Meta Acquires Assured Robot Intelligence to Build Humanoid Robots That Learn From Human Behaviour
Meta Platforms brings the startup’s co-founders, Lerrel Pinto and Xiaolong Wang, directly into Meta Superintelligence Labs to build foundation models for whole-body humanoid control
Meta Platforms completed the acquisition of humanoid robotics startup Assured Robot Intelligence (ARI) on May 1, 2026, a strategic pivot following the successful April launch of its Muse Spark AI model. This move places Meta directly in a rapidly commercialising physical AI race alongside Tesla, Amazon, Google, and Nvidia.
A Meta spokesperson stated that the startup is at the frontier of robotic intelligence designed to enable robots to understand, predict, and adapt to human behaviours in complex, dynamic environments.
However, financial terms were not disclosed. The ARI founding team, led by Lerrel Pinto and Xiaolong Wang, will join Meta Superintelligence Labs, the same research division Alexandr Wang was brought in from Scale AI to lead in mid-2025.
Who Pinto and Wang Are and Why Meta Wanted Both of Them
The ARI acquisition is as much about the founders’ track records as the startup’s technology.
As Bloomberg confirmed, Xiaolong Wang was previously a researcher at Nvidia and holds an associate professorship at UC San Diego.
He also has a research background that spans tactile sensing, legged locomotion, and dexterous manipulation, the core hardware challenges that make humanoid robotics physically difficult to solve.
Lerrel Pinto brings a different but equally consequential credential: he taught at New York University and co-founded Fauna Robotics, which builds small-scale humanoid systems, before departing in 2025.
Separately, Amazon acquired Fauna in March 2026 to accelerate its humanoid robot programme, just weeks after Alphabet unified Intrinsic with Google to advance its physical AI push.
The fact that both Fauna and ARI were acquired by two of the world’s largest technology companies within a period of just two months shows how narrow the pool of true physical AI experts has become and how aggressively Big Tech is moving to lock them in.
What ARI Was Building and How It Fits Meta’s Architecture
ARI’s technical distinction is its focus on learning-based control systems over rigid pre-programmed instructions.
Robots are trained through direct interaction with their environment, using motion planning, real-time decision-making, and whole-body coordination to handle unpredictable physical conditions.
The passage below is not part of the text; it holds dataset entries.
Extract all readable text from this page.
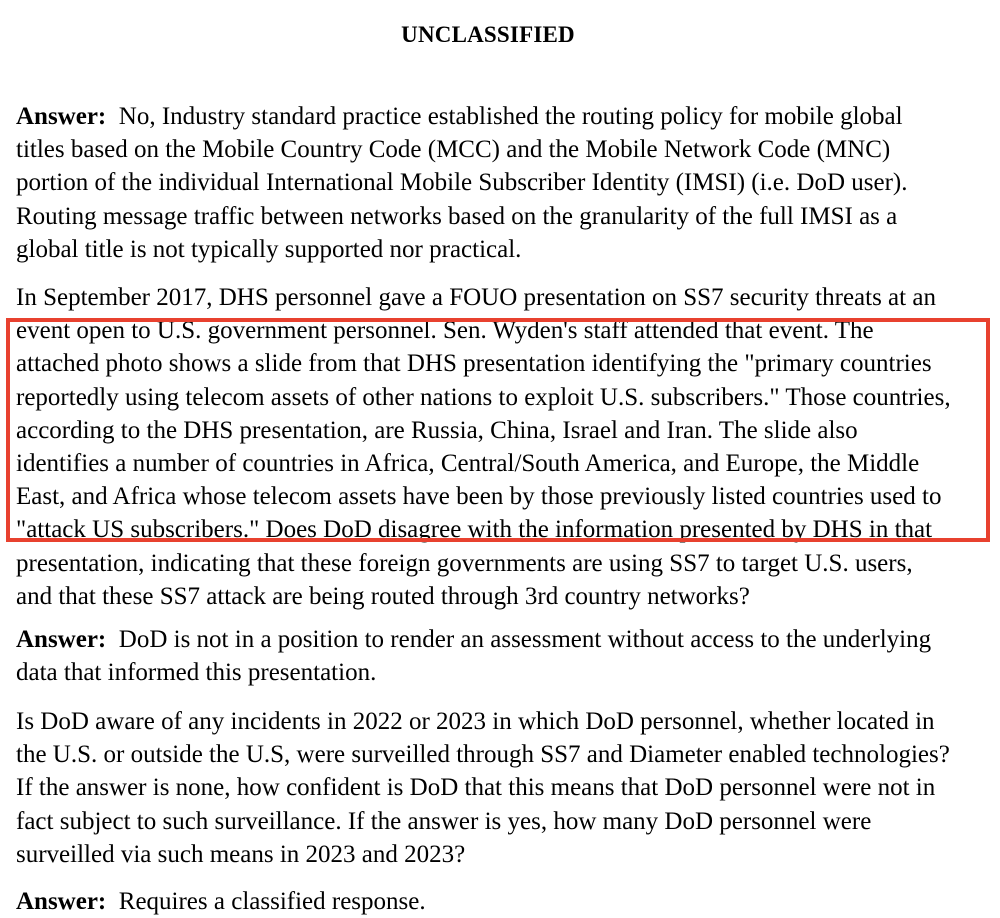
UNCLASSIFIED
Answer: No, Industry standard practice established the routing policy for mobile global
titles based on the Mobile Country Code (MCC) and the Mobile Network Code (MNC)
portion of the individual International Mobile Subscriber Identity (IMSI) (i.e. DoD user).
Routing message traffic between networks based on the granularity of the full IMSI as a
global title is not typically supported nor practical.
In September 2017, DHS personnel gave a FOUO presentation on SS7 security threats at an
event open to U.S. government personnel. Sen. Wyden's staff attended that event. The
attached photo shows a slide from that DHS presentation identifying the "primary countries
reportedly using telecom assets of other nations to exploit U.S. subscribers." Those countries,
according to the DHS presentation, are Russia, China, Israel and Iran. The slide also
identifies a number of countries in Africa, Central/South America, and Europe, the Middle
East, and Africa whose telecom assets have been by those previously listed countries used to
"attack US subscribers." Does DoD disagree with the information presented by DHS in that
presentation, indicating that these foreign governments are using SS7 to target U.S. users,
and that these SS7 attack are being routed through 3rd country networks?
Answer: DoD is not in a position to render an assessment without access to the underlying
data that informed this presentation.
Is DoD aware of any incidents in 2022 or 2023 in which DoD personnel, whether located in
the U.S. or outside the U.S, were surveilled through SS7 and Diameter enabled technologies?
If the answer is none, how confident is DoD that this means that DoD personnel were not in
fact subject to such surveillance. If the answer is yes, how many DoD personnel were
surveilled via such means in 2023 and 2023?
Answer: Requires a classified response.
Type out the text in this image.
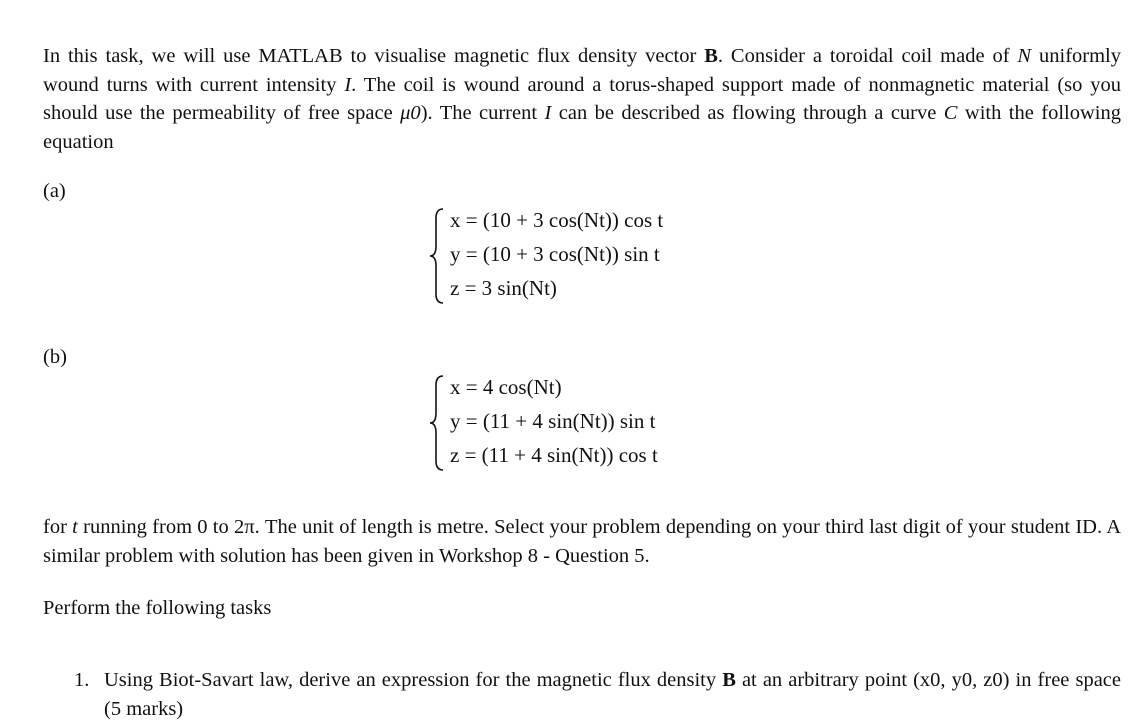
In this task, we will use MATLAB to visualise magnetic flux density vector B. Consider a toroidal coil made of N uniformly wound turns with current intensity I. The coil is wound around a torus-shaped support made of nonmagnetic material (so you should use the permeability of free space μ0). The current I can be described as flowing through a curve C with the following equation

(a)
x = (10 + 3 cos(Nt)) cos t
y = (10 + 3 cos(Nt)) sin t
z = 3 sin(Nt)
(b)
x = 4 cos(Nt)
y = (11 + 4 sin(Nt)) sin t
z = (11 + 4 sin(Nt)) cos t

for t running from 0 to 2π. The unit of length is metre. Select your problem depending on your third last digit of your student ID. A similar problem with solution has been given in Workshop 8 - Question 5.

Perform the following tasks

1. Using Biot-Savart law, derive an expression for the magnetic flux density B at an arbitrary point (x0, y0, z0) in free space (5 marks)
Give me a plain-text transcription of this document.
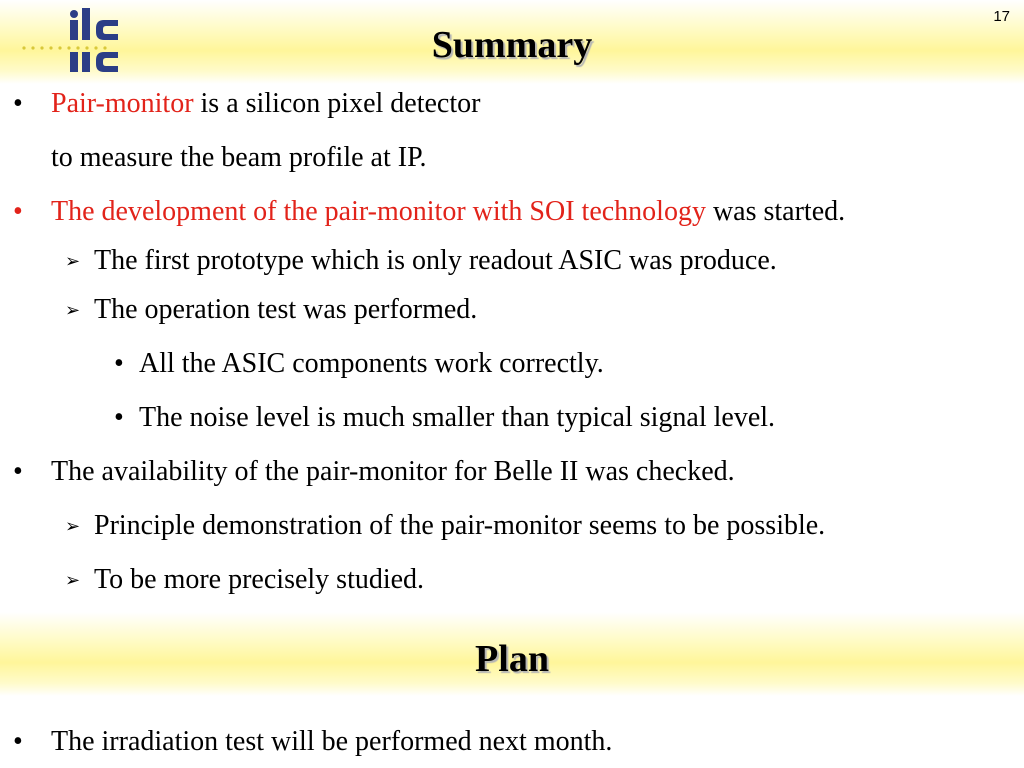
17
Summary
• Pair-monitor is a silicon pixel detector
to measure the beam profile at IP.
• The development of the pair-monitor with SOI technology was started.
➢ The first prototype which is only readout ASIC was produce.
➢ The operation test was performed.
• All the ASIC components work correctly.
• The noise level is much smaller than typical signal level.
• The availability of the pair-monitor for Belle II was checked.
➢ Principle demonstration of the pair-monitor seems to be possible.
➢ To be more precisely studied.
Plan
• The irradiation test will be performed next month.
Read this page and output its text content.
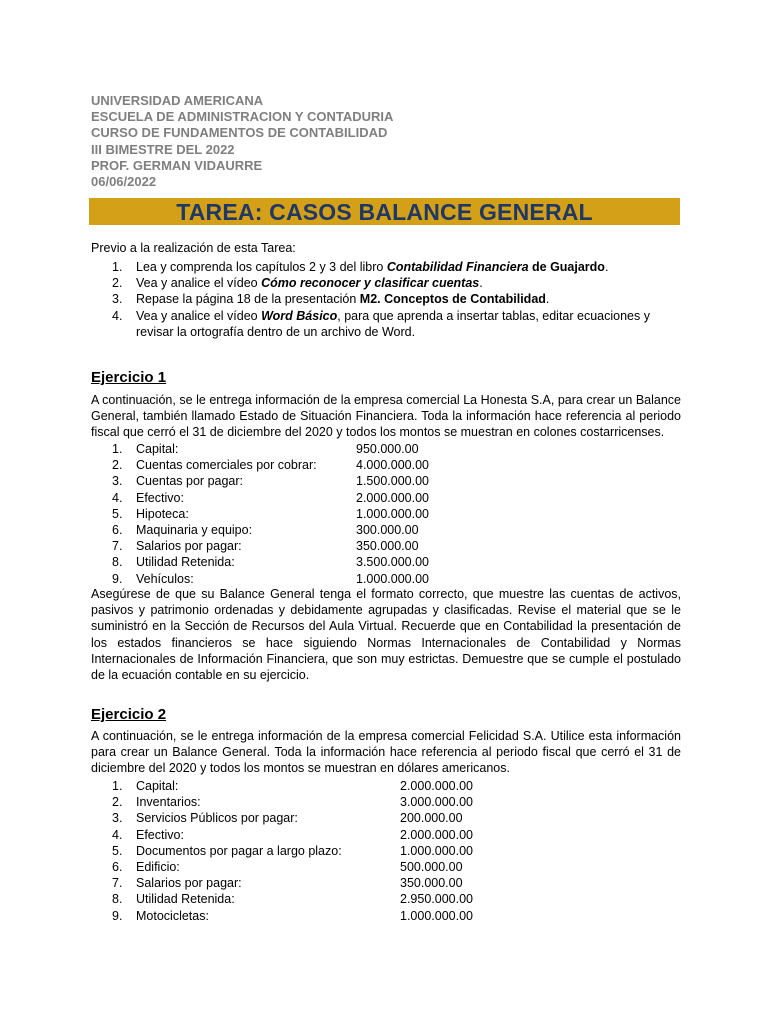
UNIVERSIDAD AMERICANA
ESCUELA DE ADMINISTRACION Y CONTADURIA
CURSO DE FUNDAMENTOS DE CONTABILIDAD
III BIMESTRE DEL 2022
PROF. GERMAN VIDAURRE
06/06/2022
TAREA: CASOS BALANCE GENERAL
Previo a la realización de esta Tarea:
1. Lea y comprenda los capítulos 2 y 3 del libro Contabilidad Financiera de Guajardo.
2. Vea y analice el vídeo Cómo reconocer y clasificar cuentas.
3. Repase la página 18 de la presentación M2. Conceptos de Contabilidad.
4. Vea y analice el vídeo Word Básico, para que aprenda a insertar tablas, editar ecuaciones y
revisar la ortografía dentro de un archivo de Word.
Ejercicio 1
A continuación, se le entrega información de la empresa comercial La Honesta S.A, para crear un Balance General, también llamado Estado de Situación Financiera. Toda la información hace referencia al periodo fiscal que cerró el 31 de diciembre del 2020 y todos los montos se muestran en colones costarricenses.
1. Capital:	950.000.00
2. Cuentas comerciales por cobrar:	4.000.000.00
3. Cuentas por pagar:	1.500.000.00
4. Efectivo:	2.000.000.00
5. Hipoteca:	1.000.000.00
6. Maquinaria y equipo:	300.000.00
7. Salarios por pagar:	350.000.00
8. Utilidad Retenida:	3.500.000.00
9. Vehículos:	1.000.000.00
Asegúrese de que su Balance General tenga el formato correcto, que muestre las cuentas de activos, pasivos y patrimonio ordenadas y debidamente agrupadas y clasificadas. Revise el material que se le suministró en la Sección de Recursos del Aula Virtual. Recuerde que en Contabilidad la presentación de los estados financieros se hace siguiendo Normas Internacionales de Contabilidad y Normas Internacionales de Información Financiera, que son muy estrictas. Demuestre que se cumple el postulado de la ecuación contable en su ejercicio.
Ejercicio 2
A continuación, se le entrega información de la empresa comercial Felicidad S.A. Utilice esta información para crear un Balance General. Toda la información hace referencia al periodo fiscal que cerró el 31 de diciembre del 2020 y todos los montos se muestran en dólares americanos.
1. Capital:	2.000.000.00
2. Inventarios:	3.000.000.00
3. Servicios Públicos por pagar:	200.000.00
4. Efectivo:	2.000.000.00
5. Documentos por pagar a largo plazo:	1.000.000.00
6. Edificio:	500.000.00
7. Salarios por pagar:	350.000.00
8. Utilidad Retenida:	2.950.000.00
9. Motocicletas:	1.000.000.00
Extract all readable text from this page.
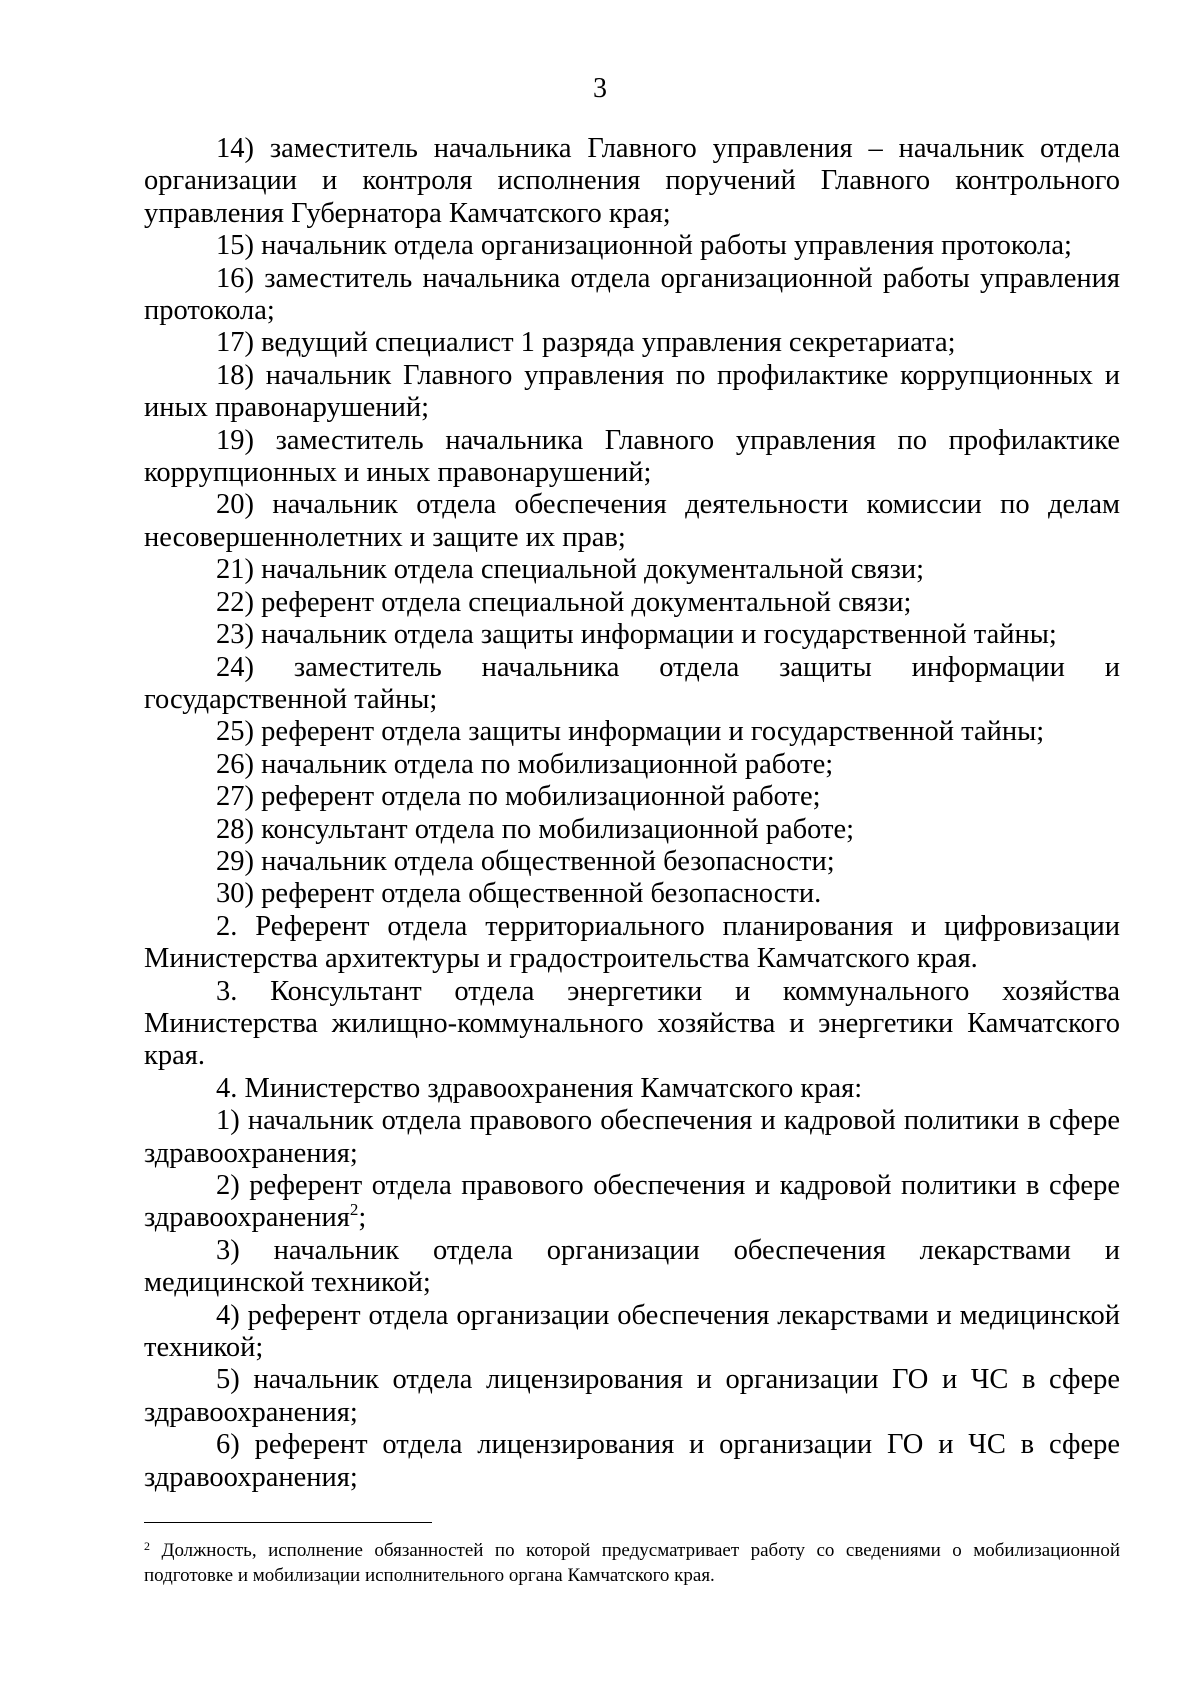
3

14) заместитель начальника Главного управления – начальник отдела организации и контроля исполнения поручений Главного контрольного управления Губернатора Камчатского края;

15) начальник отдела организационной работы управления протокола;

16) заместитель начальника отдела организационной работы управления протокола;

17) ведущий специалист 1 разряда управления секретариата;

18) начальник Главного управления по профилактике коррупционных и иных правонарушений;

19) заместитель начальника Главного управления по профилактике коррупционных и иных правонарушений;

20) начальник отдела обеспечения деятельности комиссии по делам несовершеннолетних и защите их прав;

21) начальник отдела специальной документальной связи;

22) референт отдела специальной документальной связи;

23) начальник отдела защиты информации и государственной тайны;

24) заместитель начальника отдела защиты информации и государственной тайны;

25) референт отдела защиты информации и государственной тайны;

26) начальник отдела по мобилизационной работе;

27) референт отдела по мобилизационной работе;

28) консультант отдела по мобилизационной работе;

29) начальник отдела общественной безопасности;

30) референт отдела общественной безопасности.

2. Референт отдела территориального планирования и цифровизации Министерства архитектуры и градостроительства Камчатского края.

3. Консультант отдела энергетики и коммунального хозяйства Министерства жилищно-коммунального хозяйства и энергетики Камчатского края.

4. Министерство здравоохранения Камчатского края:

1) начальник отдела правового обеспечения и кадровой политики в сфере здравоохранения;

2) референт отдела правового обеспечения и кадровой политики в сфере здравоохранения$^2$;

3) начальник отдела организации обеспечения лекарствами и медицинской техникой;

4) референт отдела организации обеспечения лекарствами и медицинской техникой;

5) начальник отдела лицензирования и организации ГО и ЧС в сфере здравоохранения;

6) референт отдела лицензирования и организации ГО и ЧС в сфере здравоохранения;

$^2$ Должность, исполнение обязанностей по которой предусматривает работу со сведениями о мобилизационной подготовке и мобилизации исполнительного органа Камчатского края.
As TechCrunch confirmed, ARI was developing foundation models for humanoid robots designed for general physical labour like Tesla’s Optimus, including household tasks, with adaptability beyond controlled environments.

Alexandr Wang welcomed the team on X, describing the acquisition as part of the division’s push into physical AI. Lerrel Pinto said the goal is to transform AI that can think and talk into AI that can act, assisting humans safely in the physical world.
Xiaolong Wang said the team is targeting “physical AGI,” which Nvidia claims to have achieved, with scaling driven by learning from human experience rather than teleoperation alone.
Together, these statements position ARI not as a product acquisition, but as a capability acquisition aimed at solving one of AI’s hardest open problems.
Where This Fits in the Humanoid Race
The competition around the ARI acquisition clarifies its strategic intent.
As Stocktwits confirmed, Tesla showcased Optimus Gen 3 at the Appliance and Electronics World Expo in Shanghai in early 2026, using AI5 inference chips from its latest vehicles, with a full reveal planned for later this year.
Google partnered with Agile Robots SE in March to deploy reasoning-capable robots in high-value industrial manufacturing.
Figure AI, backed by Nvidia, OpenAI, and Jeff Bezos, is reportedly targeting 100,000 humanoid robot deployments over four years.
Similarly, the Swithbot’s Onreo concept launched at CES 2026, mirroring the same intended purpose for automating general household tasks.
Amazon’s Fauna acquisition and Meta Platforms’ ARI acquisition both closed within 60 days, signalling the start of the acquihire phase in humanoid robotics alongside hardware development.
Meta’s Robotics Studio, launched in 2025, builds foundational humanoid hardware and software and will work directly with the ARI team. It also plans to open its underlying technology to other companies, signalling a platform strategy rather than a closed system.
Whether Meta ships a consumer humanoid robot or targets enterprise deployment first remains unconfirmed.